The Death of Forgiveness

In 1961 John Profumo, Minister of War in the British government and a married man, conducted a brief, tawdry affair with teenage party girl Christine Keeler. Among Miss Keeler’s other […]
Published on August 16, 2018

In 1961 John Profumo, Minister of War in the British government and a married man, conducted a brief, tawdry affair with teenage party girl Christine Keeler. Among Miss Keeler’s other lovers was Yevgeni Ivanov, a Soviet military attaché and intelligence agent. When this potential threat to national security was raised in the House of Commons, Mr. Profumo did a foolish thing – he told a lie and denied that he had engaged in any “impropriety” with the lovely Christine.

Now, the British don’t mind politicians lying, nor do they care much about how the gentry cavorts with lower-class young men or women, but they do take “misleading the House” very seriously. Telling lies to a reporter or your constituents is all part of a politician’s life, but deliberately fibbing inside the sacred precincts of Parliament is just not done, old chap. So, John Profumo was forced to resign in disgrace. He disappeared from public life.

Profumo was a wealthy man who could have happily lived off his private income, but instead, in his darkest moment, he took up charity work in inner-city London. Never seeking any publicity, he dedicated his life to raising money for Toynbee Hall and its labours on behalf of the city’s poor. In 1975 British society recognized Profumo’s redemption – he was made a Commander of the Order of the British Empire and was received by both the Queen and the Prime Minister. He died in 2005, a well-respected citizen.

Profumo’s story is inspiring but it could never happen in contemporary North America. The likelihood of a cabinet minister resigning over a question of honour is very small; try and recall the last time it happened. The mendacity of politicians is now taken for granted and if their lips are moving, one may be certain that mistruths are being uttered.

But the main reason why the example of John Profumo will not be imitated is that these days society does not forgive. There is no sense that an apology for a past misdeed is anything else but a sign of weakness and a signal to intensify the attack. There is no sense that a person’s life is always a mixture of light and darkness; nowadays it is the blot on the character that defines it forever.

Let us take the case of a baseball pitcher, Josh Hader of the Milwaukee Brewers who was recently voted on to the All-Star team. In his youth, Hader had used some bad words on social media about homosexuals and African Americans. He was publicly castigated when someone unearthed the old posts, was forced to take sensitivity classes, and has since apologized for what he called “inexcusable” and immature” remarks.

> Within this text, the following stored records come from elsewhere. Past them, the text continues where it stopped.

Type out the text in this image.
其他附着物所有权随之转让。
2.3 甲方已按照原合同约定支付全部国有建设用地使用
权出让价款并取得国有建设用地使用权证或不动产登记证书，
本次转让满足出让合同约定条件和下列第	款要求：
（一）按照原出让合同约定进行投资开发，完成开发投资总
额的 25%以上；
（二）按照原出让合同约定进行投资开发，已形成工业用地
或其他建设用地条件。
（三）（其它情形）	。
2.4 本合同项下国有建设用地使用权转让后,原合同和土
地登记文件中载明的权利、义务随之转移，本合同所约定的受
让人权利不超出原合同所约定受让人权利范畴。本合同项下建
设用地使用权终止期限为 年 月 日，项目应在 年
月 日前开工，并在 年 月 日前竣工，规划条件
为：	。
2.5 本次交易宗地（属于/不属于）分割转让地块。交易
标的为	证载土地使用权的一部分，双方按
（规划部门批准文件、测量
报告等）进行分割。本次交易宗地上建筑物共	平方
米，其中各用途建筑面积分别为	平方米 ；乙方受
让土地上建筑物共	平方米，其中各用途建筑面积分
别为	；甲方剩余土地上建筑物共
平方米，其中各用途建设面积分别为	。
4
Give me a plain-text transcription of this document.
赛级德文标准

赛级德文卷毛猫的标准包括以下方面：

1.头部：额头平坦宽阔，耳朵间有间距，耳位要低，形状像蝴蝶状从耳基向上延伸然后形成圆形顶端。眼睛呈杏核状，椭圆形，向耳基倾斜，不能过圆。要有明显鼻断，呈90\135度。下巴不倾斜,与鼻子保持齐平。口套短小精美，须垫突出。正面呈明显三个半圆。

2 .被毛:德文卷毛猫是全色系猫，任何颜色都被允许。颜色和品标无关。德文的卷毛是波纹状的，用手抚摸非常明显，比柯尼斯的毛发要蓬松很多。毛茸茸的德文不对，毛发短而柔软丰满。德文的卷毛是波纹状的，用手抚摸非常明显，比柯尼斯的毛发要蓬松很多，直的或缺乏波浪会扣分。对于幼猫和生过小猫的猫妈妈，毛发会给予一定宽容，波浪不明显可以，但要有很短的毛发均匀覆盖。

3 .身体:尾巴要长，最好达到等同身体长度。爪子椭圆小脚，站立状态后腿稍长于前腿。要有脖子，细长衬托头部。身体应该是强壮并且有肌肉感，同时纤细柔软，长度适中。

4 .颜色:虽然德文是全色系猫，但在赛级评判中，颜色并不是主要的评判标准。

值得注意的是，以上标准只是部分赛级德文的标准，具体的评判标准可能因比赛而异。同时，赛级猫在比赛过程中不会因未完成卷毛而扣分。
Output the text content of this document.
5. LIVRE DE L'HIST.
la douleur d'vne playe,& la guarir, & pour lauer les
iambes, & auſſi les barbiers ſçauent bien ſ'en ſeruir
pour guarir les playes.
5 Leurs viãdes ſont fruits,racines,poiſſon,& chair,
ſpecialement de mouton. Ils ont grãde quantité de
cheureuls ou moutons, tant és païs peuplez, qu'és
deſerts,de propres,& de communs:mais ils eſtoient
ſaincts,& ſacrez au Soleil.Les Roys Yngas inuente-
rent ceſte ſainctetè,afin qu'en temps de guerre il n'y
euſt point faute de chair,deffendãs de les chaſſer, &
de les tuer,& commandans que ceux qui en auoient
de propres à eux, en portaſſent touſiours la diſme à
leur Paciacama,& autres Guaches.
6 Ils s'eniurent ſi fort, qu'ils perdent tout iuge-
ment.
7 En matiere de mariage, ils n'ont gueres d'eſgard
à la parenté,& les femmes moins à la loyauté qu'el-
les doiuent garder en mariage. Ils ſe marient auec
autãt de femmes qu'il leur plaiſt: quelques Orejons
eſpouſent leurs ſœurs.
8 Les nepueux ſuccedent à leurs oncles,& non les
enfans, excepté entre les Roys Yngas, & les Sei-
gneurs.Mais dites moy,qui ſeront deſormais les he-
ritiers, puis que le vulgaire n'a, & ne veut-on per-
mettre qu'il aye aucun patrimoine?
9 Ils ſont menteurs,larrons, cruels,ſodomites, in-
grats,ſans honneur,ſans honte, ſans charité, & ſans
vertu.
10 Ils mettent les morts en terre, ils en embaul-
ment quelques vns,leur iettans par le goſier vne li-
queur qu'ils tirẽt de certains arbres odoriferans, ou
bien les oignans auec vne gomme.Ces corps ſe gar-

Naturally, his repentance has called forth further condemnation from the ranks of the morally superior and professionally offended. Michael Powell of the New York Times sports department – the place where you and I always go for lessons in proper behavior – is determined that Hader’s crimes not be forgotten. In a recent article, reprinted in the Globe and Mail, Powell claims that he is not unforgiving of youthful stupidity but then goes on to denounce the fellow anyway. He then accelerates into a denunciation of baseball fans in Milwaukee who had the effrontery to applaud the player on his first home-town start since the All-Star Game.

The only reason that Powell could think of for cheering a star pitcher was – and you knew this was coming – racism. Hader was white. The baseball crowd was largely white. And for Powell, baseball itself is too white. See how easily the argument flowed, from a cheap denunciation of a teenager’s bad behavior to a blanket accusation of racism against America’s national pastime. If you wonder why readership of American newspaper sports pages is at an all-time low or why ESPN is hemorrhaging millions of subscribers, you need to look no farther than the moral preening of Michael Powell and his colleagues.

The abandonment of forgiveness as a social value is evident here in Canada, as we have seen in the campaigns against national heroes who centuries ago performed an act that today’s Social Justice Warriors would find repugnant – John A. Macdonald, Egerton Ryerson, Lord Cornwallis, Marguerite d’Youville, etc., are now put in the corner of shame, never to re-emerge.

The desire to wallow in the misdeeds of bygone years may well reach its apex in Austin, Texas. There the city council set up a commission to identify those prominent men and women of the past who now needed to have their statues taken down or names removed from schools, parks, or hospitals because of behavior that was unremarkable centuries ago but which is now seen as an unspeakable crime. Any connections with the Confederacy were viewed as especially heinous.

Oops. As any first-year history student could have told that Council of the Virtuous, Stephen F. Austin, the man known as the “Father of Texas”, the first secretary of State of the Republic of Texas, the man after whom the city was named, was a proponent of slavery. It is fair to say that without his leadership Texas might still be a part of Mexico, but will that fact be enough to bring a measure of forgiveness and save his name? Let’s watch to find out.